Infosys' settlement move with SEBI fine: Mohandas Pai
The Infosys' move to settle with Securities and Exchange Board of India (SEBI) the alleged disclosure lapses involving a severance pact is "perfectly fine", the company's former chief financial officer, T V Mohandas Pai, said today.
He disagreed with the whistleblower who has reportedly asked the market regulator SEBI to prosecute the IT giant's management and the Board.
"Settlement is a normal process. Anybody can file for settlement consent decree from SEBI. There are very clear norms. SEBI can do it; it's SEBI's prerogative," Pai said.

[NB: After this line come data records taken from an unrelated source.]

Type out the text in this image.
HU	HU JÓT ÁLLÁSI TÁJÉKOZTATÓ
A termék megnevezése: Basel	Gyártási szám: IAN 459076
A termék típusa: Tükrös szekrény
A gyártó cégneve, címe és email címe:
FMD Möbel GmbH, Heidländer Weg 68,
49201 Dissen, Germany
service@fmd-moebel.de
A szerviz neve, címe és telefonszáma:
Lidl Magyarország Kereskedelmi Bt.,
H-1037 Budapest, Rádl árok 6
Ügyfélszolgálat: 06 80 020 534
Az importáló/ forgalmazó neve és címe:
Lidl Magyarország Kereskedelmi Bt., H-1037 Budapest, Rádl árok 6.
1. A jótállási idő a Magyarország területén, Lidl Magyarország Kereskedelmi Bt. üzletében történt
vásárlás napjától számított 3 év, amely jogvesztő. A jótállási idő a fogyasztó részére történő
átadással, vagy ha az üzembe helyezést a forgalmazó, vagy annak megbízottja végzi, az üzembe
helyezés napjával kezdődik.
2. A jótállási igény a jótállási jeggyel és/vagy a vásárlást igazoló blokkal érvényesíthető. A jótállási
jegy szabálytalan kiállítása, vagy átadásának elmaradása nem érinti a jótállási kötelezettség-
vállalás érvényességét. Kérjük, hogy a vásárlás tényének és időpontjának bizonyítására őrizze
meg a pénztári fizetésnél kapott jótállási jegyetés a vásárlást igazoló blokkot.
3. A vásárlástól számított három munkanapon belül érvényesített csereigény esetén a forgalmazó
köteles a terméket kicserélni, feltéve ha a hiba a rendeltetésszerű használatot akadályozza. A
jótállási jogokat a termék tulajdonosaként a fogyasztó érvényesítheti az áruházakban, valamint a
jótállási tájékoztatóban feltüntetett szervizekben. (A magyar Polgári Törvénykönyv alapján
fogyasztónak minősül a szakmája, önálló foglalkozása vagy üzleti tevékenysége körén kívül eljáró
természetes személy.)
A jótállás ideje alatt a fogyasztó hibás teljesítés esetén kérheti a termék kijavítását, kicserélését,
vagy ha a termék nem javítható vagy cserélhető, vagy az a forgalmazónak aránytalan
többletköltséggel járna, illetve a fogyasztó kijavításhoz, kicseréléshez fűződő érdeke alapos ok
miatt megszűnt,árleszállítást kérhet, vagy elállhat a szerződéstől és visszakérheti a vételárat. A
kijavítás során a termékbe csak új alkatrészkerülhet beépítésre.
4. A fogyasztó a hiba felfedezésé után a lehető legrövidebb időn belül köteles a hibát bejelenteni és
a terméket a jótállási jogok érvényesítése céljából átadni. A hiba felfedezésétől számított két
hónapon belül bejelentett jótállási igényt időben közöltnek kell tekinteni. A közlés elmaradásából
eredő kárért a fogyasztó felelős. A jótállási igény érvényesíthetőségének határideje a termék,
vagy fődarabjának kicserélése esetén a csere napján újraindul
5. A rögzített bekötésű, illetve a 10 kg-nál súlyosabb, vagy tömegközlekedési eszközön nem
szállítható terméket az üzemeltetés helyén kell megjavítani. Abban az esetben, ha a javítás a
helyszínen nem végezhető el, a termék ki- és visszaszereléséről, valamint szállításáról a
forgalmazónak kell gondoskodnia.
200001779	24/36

On the whistleblower asking SEBI to prosecute the management as well as the board, he said, "That should be ignored. Consent order is fine. SEBI knows what to do best; leave it to SEBI."
The chairman of Aarin Capital and also Manipal Global Education Services stressed that consent decrees are a very normal part of any capital market.
"It happens all the time in the US. It happens in all capital markets because some things are difficult to prove; companies don't want to go through ordeal of a regulatory action," he said.
"In capital markets all over the world, companies (do) file for consent so they get over any regulatory action where there is no fraud, misrepresentation or criminality," he said.
"So, there is no criminality and deliberateness. It's perfectly fine for the company to file consent," Pai said, adding that the matter in Infosys' case relates to lack of adequate and proper disclosure.
The whistleblower has argued that a settlement was similar to "backdoor agreement", and if Infosys is allowed to do so, then "no whistleblower in future will take the pain to expose any malpractices in the corporate sector".
The Bengaluru-headquartered company last week filed the application with SEBI to settle the issues around severance agreement with ex-CFO Rajiv Bansal.
The settlement applications for violation of disclosure norms typically involve payment of a financial penalty to avoid punishment in case allegations are proved right at a later stage.